THOUSANDS of eye patients are to be treated in community settings such as a health centre or high street optician, in Darlington and County Durham to ease pressure on overstretched hospital ophthalmology departments.

A report to Darlington Borough Council’s health and housing scrutiny committee states NHS bosses intend to launch a community eye care service to deliver virtual glaucoma monitoring, and stable ocular hypertension and post-operation cataract care closer to patients’ homes from April 2020, rather than at hospitals in Durham, Darlington and Bishop Auckland.

Patients attending the community settings will receive their care and monitoring by qualified practitioners with specialist training and experience as specified by NICE guidelines, working under the supervision of a consultant ophthalmologist.

The Royal National Institute for Blind People sight loss tool estimates 1,010 people in Darlington are living with glaucoma, and this is expected to increase by six per cent over the next decade.

NHS bosses say reducing the number of review attendances at hospitals will create capacity at overstretched outpatient clinics to allow consultant ophthalmologists and the teams to manage newly diagnosed and more complex patients.
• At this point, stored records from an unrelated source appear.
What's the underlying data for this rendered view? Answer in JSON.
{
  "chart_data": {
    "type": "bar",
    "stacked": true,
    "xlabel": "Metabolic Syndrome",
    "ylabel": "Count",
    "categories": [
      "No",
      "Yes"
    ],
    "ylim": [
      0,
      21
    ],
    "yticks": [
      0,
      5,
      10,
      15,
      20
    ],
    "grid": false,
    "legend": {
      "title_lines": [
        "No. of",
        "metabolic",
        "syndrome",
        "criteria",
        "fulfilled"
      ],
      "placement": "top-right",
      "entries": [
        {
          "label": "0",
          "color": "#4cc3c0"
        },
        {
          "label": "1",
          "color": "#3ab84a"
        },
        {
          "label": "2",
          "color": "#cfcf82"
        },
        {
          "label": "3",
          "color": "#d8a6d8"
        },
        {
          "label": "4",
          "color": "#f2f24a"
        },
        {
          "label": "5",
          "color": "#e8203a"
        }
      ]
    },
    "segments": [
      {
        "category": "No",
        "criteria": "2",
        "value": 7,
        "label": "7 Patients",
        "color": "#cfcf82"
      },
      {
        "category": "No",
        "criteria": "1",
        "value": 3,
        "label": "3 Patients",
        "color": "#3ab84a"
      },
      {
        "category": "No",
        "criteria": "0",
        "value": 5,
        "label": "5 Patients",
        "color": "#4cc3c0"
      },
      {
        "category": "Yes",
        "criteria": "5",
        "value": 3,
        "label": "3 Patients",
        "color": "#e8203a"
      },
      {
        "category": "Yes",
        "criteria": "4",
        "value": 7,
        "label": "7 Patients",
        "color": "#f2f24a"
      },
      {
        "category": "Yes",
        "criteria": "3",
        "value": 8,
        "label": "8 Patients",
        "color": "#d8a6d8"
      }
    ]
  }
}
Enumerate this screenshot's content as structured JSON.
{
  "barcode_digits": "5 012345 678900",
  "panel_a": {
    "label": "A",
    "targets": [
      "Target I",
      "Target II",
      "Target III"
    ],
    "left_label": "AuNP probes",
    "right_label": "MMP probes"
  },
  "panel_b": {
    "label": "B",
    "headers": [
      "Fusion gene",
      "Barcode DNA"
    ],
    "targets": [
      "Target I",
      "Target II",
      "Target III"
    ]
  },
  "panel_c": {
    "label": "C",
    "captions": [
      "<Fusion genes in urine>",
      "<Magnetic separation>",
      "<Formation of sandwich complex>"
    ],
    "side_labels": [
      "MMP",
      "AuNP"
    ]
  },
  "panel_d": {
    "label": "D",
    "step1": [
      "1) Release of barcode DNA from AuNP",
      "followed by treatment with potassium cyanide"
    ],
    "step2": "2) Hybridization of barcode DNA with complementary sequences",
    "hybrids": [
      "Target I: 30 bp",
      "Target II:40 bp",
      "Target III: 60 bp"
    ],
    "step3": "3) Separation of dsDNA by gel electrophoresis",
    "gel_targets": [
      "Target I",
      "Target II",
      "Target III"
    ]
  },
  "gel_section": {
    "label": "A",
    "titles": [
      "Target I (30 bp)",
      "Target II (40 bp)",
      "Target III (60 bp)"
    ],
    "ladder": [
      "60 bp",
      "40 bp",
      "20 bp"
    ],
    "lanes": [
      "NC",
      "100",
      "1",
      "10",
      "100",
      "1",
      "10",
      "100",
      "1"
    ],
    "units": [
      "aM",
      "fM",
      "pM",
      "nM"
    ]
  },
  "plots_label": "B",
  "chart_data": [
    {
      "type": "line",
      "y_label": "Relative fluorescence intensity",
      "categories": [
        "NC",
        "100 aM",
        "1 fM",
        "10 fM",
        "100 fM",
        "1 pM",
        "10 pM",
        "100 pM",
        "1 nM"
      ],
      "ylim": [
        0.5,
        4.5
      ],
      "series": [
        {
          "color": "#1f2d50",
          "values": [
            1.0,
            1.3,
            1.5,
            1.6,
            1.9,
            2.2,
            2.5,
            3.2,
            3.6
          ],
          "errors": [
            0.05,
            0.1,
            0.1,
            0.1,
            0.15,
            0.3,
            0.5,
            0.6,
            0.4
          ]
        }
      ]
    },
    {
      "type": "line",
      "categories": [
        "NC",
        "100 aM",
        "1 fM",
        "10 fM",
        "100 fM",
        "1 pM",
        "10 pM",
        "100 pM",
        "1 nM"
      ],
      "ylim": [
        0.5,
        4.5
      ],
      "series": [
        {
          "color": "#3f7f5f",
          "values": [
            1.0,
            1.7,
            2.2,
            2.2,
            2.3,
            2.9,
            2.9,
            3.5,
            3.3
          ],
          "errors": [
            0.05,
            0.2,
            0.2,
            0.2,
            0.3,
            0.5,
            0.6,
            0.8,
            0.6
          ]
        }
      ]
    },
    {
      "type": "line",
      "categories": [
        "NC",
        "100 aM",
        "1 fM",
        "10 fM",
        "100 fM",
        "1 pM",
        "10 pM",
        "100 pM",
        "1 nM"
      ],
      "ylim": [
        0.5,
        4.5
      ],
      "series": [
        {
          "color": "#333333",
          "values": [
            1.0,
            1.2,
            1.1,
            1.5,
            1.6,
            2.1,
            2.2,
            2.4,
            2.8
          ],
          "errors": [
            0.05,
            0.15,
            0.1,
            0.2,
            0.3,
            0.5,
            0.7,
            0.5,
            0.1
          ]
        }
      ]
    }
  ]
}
It has been forecast there are about 2,000 suitable patients that could be transferred to a community virtual glaucoma monitoring service and 2,300 patients suitable to transfer to a post-op cataract service.

After holding a series of engagement events to discuss the proposed changes to the service, NHS bosses said the majority of patients said they would find it easier to attend a community service in the high street for their care monitoring.